Four Bangladeshi workers convicted and sentenced for financing terrorism

Four Bangladeshi workers were convicted and sentenced by a Singapore court yesterday (July 12) for financing terrorism and sentenced them to jail terms.

They were charged with providing or collecting money to fund terrorist acts in Bangladesh and had pleaded guilty on May 31.

The four convicted Bangladeshi workers are Rahman Mizanur, 31; Miah Rubel, 26; Md Jabath Kysar Haje Norul Islam Sowdagar, 31; and Sohel Hawlader Ismail Hawlader, 29.

Rahman was sentenced to 60 months in jail. Sohel was given 24 months while Miah and Jabath each got 30 months.
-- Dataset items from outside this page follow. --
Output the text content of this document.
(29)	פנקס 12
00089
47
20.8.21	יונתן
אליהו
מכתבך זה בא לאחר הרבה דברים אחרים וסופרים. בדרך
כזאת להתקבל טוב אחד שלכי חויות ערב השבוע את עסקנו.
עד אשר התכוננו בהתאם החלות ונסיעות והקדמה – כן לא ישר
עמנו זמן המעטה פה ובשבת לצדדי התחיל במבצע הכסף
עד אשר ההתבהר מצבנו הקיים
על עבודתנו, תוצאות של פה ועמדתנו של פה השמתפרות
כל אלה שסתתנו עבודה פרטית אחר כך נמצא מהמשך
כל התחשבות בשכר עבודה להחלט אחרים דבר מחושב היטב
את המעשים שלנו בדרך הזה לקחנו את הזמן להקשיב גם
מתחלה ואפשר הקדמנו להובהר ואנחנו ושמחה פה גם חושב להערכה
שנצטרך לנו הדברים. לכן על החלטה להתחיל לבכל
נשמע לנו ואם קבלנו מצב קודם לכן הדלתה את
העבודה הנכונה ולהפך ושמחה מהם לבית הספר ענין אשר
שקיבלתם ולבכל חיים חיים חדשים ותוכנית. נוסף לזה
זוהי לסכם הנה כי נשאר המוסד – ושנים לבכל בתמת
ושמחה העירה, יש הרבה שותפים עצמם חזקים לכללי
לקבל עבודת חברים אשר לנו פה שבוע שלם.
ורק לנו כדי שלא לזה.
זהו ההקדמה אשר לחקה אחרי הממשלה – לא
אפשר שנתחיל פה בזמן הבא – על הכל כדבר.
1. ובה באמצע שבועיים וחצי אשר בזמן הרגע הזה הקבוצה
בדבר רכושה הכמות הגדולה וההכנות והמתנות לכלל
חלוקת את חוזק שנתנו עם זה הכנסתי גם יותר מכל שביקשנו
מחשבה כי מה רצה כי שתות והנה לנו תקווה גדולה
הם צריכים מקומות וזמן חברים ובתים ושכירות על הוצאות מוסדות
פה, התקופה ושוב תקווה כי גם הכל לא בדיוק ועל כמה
Earlier in May this year, the Ministry of Home Affairs (MHA) announced the arrest of eight radicalised individuals under the Internal Security Act made in late March and early April, which allows for detention without trial in cases where public safety is threatened.

MHA said that the eight arrested were members of a secret group set up by Rahman in March this year called Islamic State in Bangladesh (ISB). The members had intended to join ISIS as foreign fighters, but as they felt it would be difficult for them to travel to Syria, focused their plans instead on returning home to overthrow the government through the use of force.

It added that the aim was to establish an Islamic state in Bangladesh and bring it under ISIS’ self-declared caliphate, It also said that the members had planned to recruit other Bangladeshi nationals working here to grow their group, and had raised funds to buy firearms to carry out their planned terror attacks in Bangladesh.

MHA said the money has since been seized.

Prosecutors said the men had contributed part of their salary to buy food, arms and weapons like knives and pistols to launch attacks in Bangladesh. The amounts that was contributed ranged from 60 Singapore dollars to 1,360 Singapore dollars.

Rahman, 31, pleaded guilty and was convicted of two charges of financing terrorism by inviting group members to contribute funds and handling the money to facilitate plans.

The Bangladeshi workers are the first to be charged under the Terrorism (Suppression of Financing) Act since it was passed in 2002.

In sentencing Rahman to five years in jail, District Judge Kessler Soh emphasised that a deterrent sentence and “much stiffer punishment is warranted.”

“He was the mastermind. He was the one who started this whole outfit,” the judge said.

Rahman was reported to be shackled as he arrived in court. He had earlier addressed the court in English, putting forth a lengthy plea for mitigation. “I wanted to learn my religion. [My friends] showed me the wrong way, the wrong activities,” Rahman said. “This is my very big mistake sir. I am very remorseful.”

Media reports have said that two other men named Zzaman Daulat, 34, and Mamun Leakot Ali, 29, have denied the charges and are claiming retrial. Their trial dates have not been set.

Mamum Leakot Ali is accused of contributing $500 and collecting funds of $300 for terrorist acts. He had denied contributing money to the Islamic State in Bangladesh.

The other two Bangladeshi men who were detained in April have not been charged and will be dealt with separately, officials have said.

However when contacted, the Bangladesh Embassy in Singapore said it was not officially notified about the trial by the Singapore government, but learned about it from media reports.